TORONTO, Jan. 18, 2018 /CNW/ - Commodity markets rang in the New Year on their front foot and virtually all industrial materials are maintaining upward momentum after cementing strong gains made over the latter half of 2017.
"Along with a robust global demand, we anticipate tighter supply conditions for most industrial commodities in 2018," said Rory Johnston, Commodity Economist at Scotiabank. "A depreciating dollar and lurking geopolitical risks will also contribute to the upward trend in prices."
On the supply side, production growth is slowing as the pipeline of projects sanctioned amidst the high prices of the mid-2010s empties over the forecast horizon. However, the latest increase in prices was driven by demand considerations as markets anticipate booming demand for energy and metals on the back of the first synchronized global economic acceleration since the Global Financial Crisis.
Despite the recent price gains, Scotiabank's Commodity Price Index (SCPI) retreated by 3.5% m/m in December, depressed by the marked 9.8% m/m fall in the Oil & Gas sub-index. While global oil prices fared well through the end of 2017, the SCPI tracks the prices received by Canadian commodity exporters and the value of Canadian crude decoupled from regional benchmarks after November due to acute pipeline constraints.
Global oil markets ended 2017 with all the tell-tale signs of tight fundamentals and prices currently sit at three-year highs (WTI >US$63/bbl). While we anticipate a mild seasonal surplus in the first quarter of 2018 that could derail crude's current rally, market balances are expected to remain in deficit through most of the forecast horizon. This prompted us to upgrade our oil price outlook, with WTI now forecast to average US$57/bbl in 2018 and US$60/bbl in 2019 (up from US$52/bbl and US$56/bbl last quarter).

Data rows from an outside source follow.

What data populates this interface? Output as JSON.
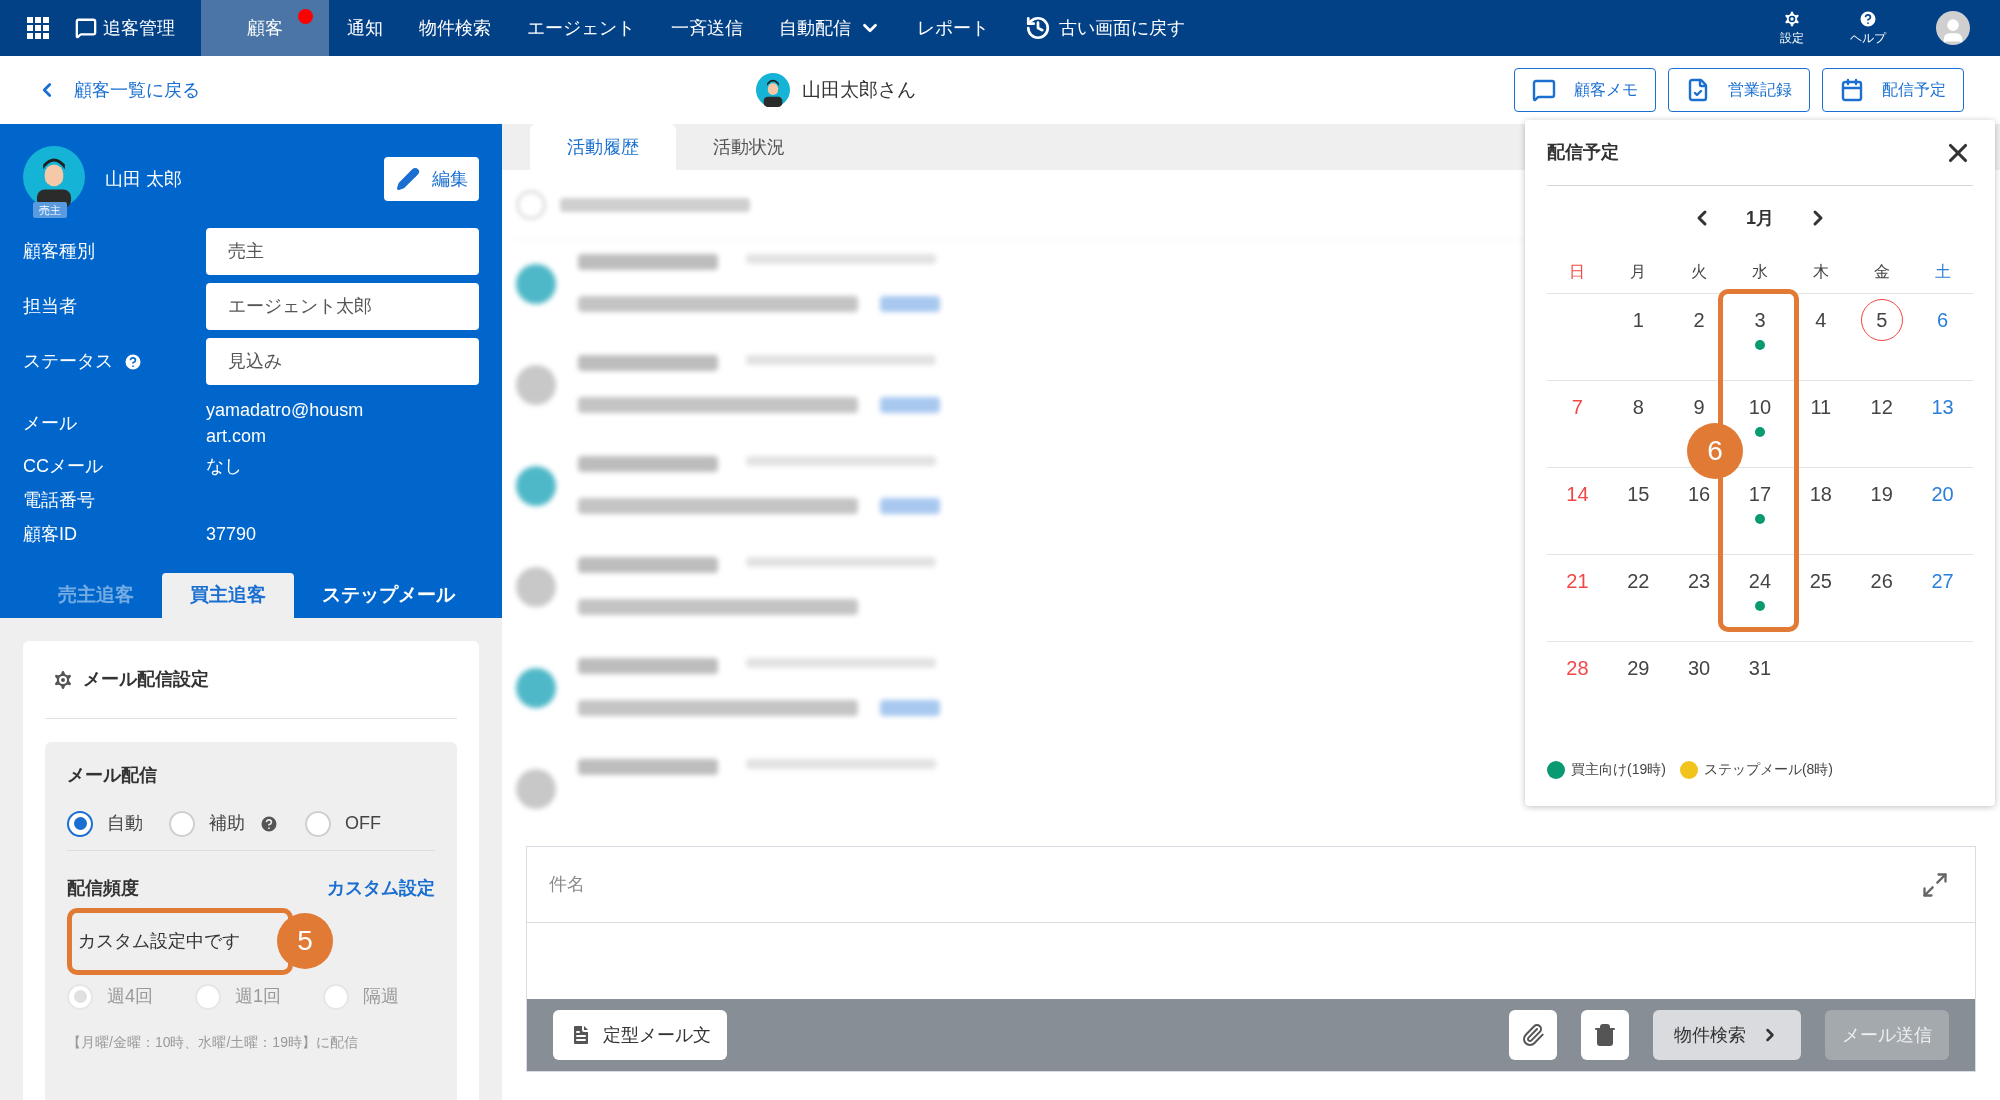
{
  "nav": {
    "app": "追客管理",
    "items": [
      {
        "label": "顧客",
        "selected": true,
        "alert": true,
        "kind": "plain"
      },
      {
        "label": "通知",
        "selected": false,
        "alert": false,
        "kind": "plain"
      },
      {
        "label": "物件検索",
        "selected": false,
        "alert": false,
        "kind": "plain"
      },
      {
        "label": "エージェント",
        "selected": false,
        "alert": false,
        "kind": "plain"
      },
      {
        "label": "一斉送信",
        "selected": false,
        "alert": false,
        "kind": "plain"
      },
      {
        "label": "自動配信",
        "selected": false,
        "alert": false,
        "kind": "dropdown"
      },
      {
        "label": "レポート",
        "selected": false,
        "alert": false,
        "kind": "plain"
      },
      {
        "label": "古い画面に戻す",
        "selected": false,
        "alert": false,
        "kind": "restore"
      }
    ],
    "settings": "設定",
    "help": "ヘルプ"
  },
  "header": {
    "back": "顧客一覧に戻る",
    "customer": "山田太郎さん",
    "buttons": [
      {
        "label": "顧客メモ",
        "kind": "memo"
      },
      {
        "label": "営業記録",
        "kind": "record"
      },
      {
        "label": "配信予定",
        "kind": "calendar"
      }
    ]
  },
  "profile": {
    "name": "山田 太郎",
    "role": "売主",
    "edit": "編集",
    "fields": [
      {
        "label": "顧客種別",
        "value": "売主"
      },
      {
        "label": "担当者",
        "value": "エージェント太郎"
      },
      {
        "label": "ステータス",
        "value": "見込み",
        "help": true
      }
    ],
    "info": [
      {
        "label": "メール",
        "value": "yamadatro@housmart.com"
      },
      {
        "label": "CCメール",
        "value": "なし"
      },
      {
        "label": "電話番号"
      },
      {
        "label": "顧客ID",
        "value": "37790"
      }
    ],
    "tabs": [
      {
        "label": "売主追客",
        "selected": false,
        "disabled": true
      },
      {
        "label": "買主追客",
        "selected": true,
        "disabled": false
      },
      {
        "label": "ステップメール",
        "selected": false,
        "disabled": false
      }
    ]
  },
  "mail_settings": {
    "title": "メール配信設定",
    "delivery_label": "メール配信",
    "delivery": [
      {
        "label": "自動",
        "selected": true
      },
      {
        "label": "補助",
        "selected": false,
        "help": true
      },
      {
        "label": "OFF",
        "selected": false
      }
    ],
    "frequency_label": "配信頻度",
    "custom_link": "カスタム設定",
    "custom_note": "カスタム設定中です",
    "note_badge": "5",
    "frequency": [
      {
        "label": "週4回",
        "selected": true,
        "disabled": true
      },
      {
        "label": "週1回",
        "selected": false,
        "disabled": true
      },
      {
        "label": "隔週",
        "selected": false,
        "disabled": true
      }
    ],
    "schedule": "【月曜/金曜：10時、水曜/土曜：19時】に配信"
  },
  "activity": {
    "tabs": [
      {
        "label": "活動履歴",
        "selected": true
      },
      {
        "label": "活動状況",
        "selected": false
      }
    ],
    "feed": [
      {
        "kind": "checkbox",
        "checked": false
      },
      {
        "kind": "entry",
        "color": "#4fb8c8",
        "link": true
      },
      {
        "kind": "entry",
        "color": "#c8c8c8",
        "link": true
      },
      {
        "kind": "entry",
        "color": "#4fb8c8",
        "link": true
      },
      {
        "kind": "entry",
        "color": "#c8c8c8"
      },
      {
        "kind": "entry",
        "color": "#4fb8c8",
        "link": true
      },
      {
        "kind": "partial",
        "color": "#c8c8c8"
      }
    ]
  },
  "composer": {
    "placeholder": "件名",
    "template": "定型メール文",
    "property_search": "物件検索",
    "send": "メール送信",
    "send_disabled": true
  },
  "schedule_popup": {
    "title": "配信予定",
    "month": "1月",
    "weekdays": [
      "日",
      "月",
      "火",
      "水",
      "木",
      "金",
      "土"
    ],
    "weeks": [
      [
        {
          "kind": "blank"
        },
        {
          "kind": "day",
          "day": "1"
        },
        {
          "kind": "day",
          "day": "2"
        },
        {
          "kind": "day",
          "day": "3",
          "color": "#0a9a72"
        },
        {
          "kind": "day",
          "day": "4"
        },
        {
          "kind": "day",
          "day": "5",
          "today": true
        },
        {
          "kind": "day",
          "day": "6"
        }
      ],
      [
        {
          "kind": "day",
          "day": "7"
        },
        {
          "kind": "day",
          "day": "8"
        },
        {
          "kind": "day",
          "day": "9"
        },
        {
          "kind": "day",
          "day": "10",
          "color": "#0a9a72"
        },
        {
          "kind": "day",
          "day": "11"
        },
        {
          "kind": "day",
          "day": "12"
        },
        {
          "kind": "day",
          "day": "13"
        }
      ],
      [
        {
          "kind": "day",
          "day": "14"
        },
        {
          "kind": "day",
          "day": "15"
        },
        {
          "kind": "day",
          "day": "16"
        },
        {
          "kind": "day",
          "day": "17",
          "color": "#0a9a72"
        },
        {
          "kind": "day",
          "day": "18"
        },
        {
          "kind": "day",
          "day": "19"
        },
        {
          "kind": "day",
          "day": "20"
        }
      ],
      [
        {
          "kind": "day",
          "day": "21"
        },
        {
          "kind": "day",
          "day": "22"
        },
        {
          "kind": "day",
          "day": "23"
        },
        {
          "kind": "day",
          "day": "24",
          "color": "#0a9a72"
        },
        {
          "kind": "day",
          "day": "25"
        },
        {
          "kind": "day",
          "day": "26"
        },
        {
          "kind": "day",
          "day": "27"
        }
      ],
      [
        {
          "kind": "day",
          "day": "28"
        },
        {
          "kind": "day",
          "day": "29"
        },
        {
          "kind": "day",
          "day": "30"
        },
        {
          "kind": "day",
          "day": "31"
        },
        {
          "kind": "blank"
        },
        {
          "kind": "blank"
        },
        {
          "kind": "blank"
        }
      ]
    ],
    "highlight_badge": "6",
    "legend": [
      {
        "label": "買主向け(19時)",
        "color": "#0a9a72"
      },
      {
        "label": "ステップメール(8時)",
        "color": "#f2c31b"
      }
    ]
  }
}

Closely related to the perceived health of the industrial sector, metals prices have rallied alongside global growth expectations. Base metals, in particular, have seen considerable gains since last summer, 20–40%, depending on the metal. Meanwhile, bulk commodities like iron ore that underpin the steel industry have seen more muted performance, down from last summer.
Anticipated growth in manufacturing activity is good news for base metals demand as the output of home appliances and consumer electronics rises, but slower Chinese construction activity will weigh on steel-related commodities and may temper gains in commodities like copper that are heavily leveraged against building wiring as well as electrical transmission distribution infrastructure.
Within the metals complex, zinc maintains the strongest fundamentals and prices remain near their highest level in more than a decade. While still earlier in its rebalancing cycle than zinc, copper is the metal with the most improved fundamental outlook.
- Zinc is forecast to rise to US$1.60/lb through 2018–19, though prices are likely to jump far above those annual average levels when tightness becomes most acute later this year.
- Copper is expected to average US$3.05/lb in 2018 before rising to US$3.25/lb in 2019 as physical balances tighten, with near-term industry labour negotiations tipping risks to the upside.
- The forecast for gold remains unchanged at US$1300/oz through 2018-19, caught between the headwinds of rising global interest rates and the tailwinds of a secularly depreciating US dollar.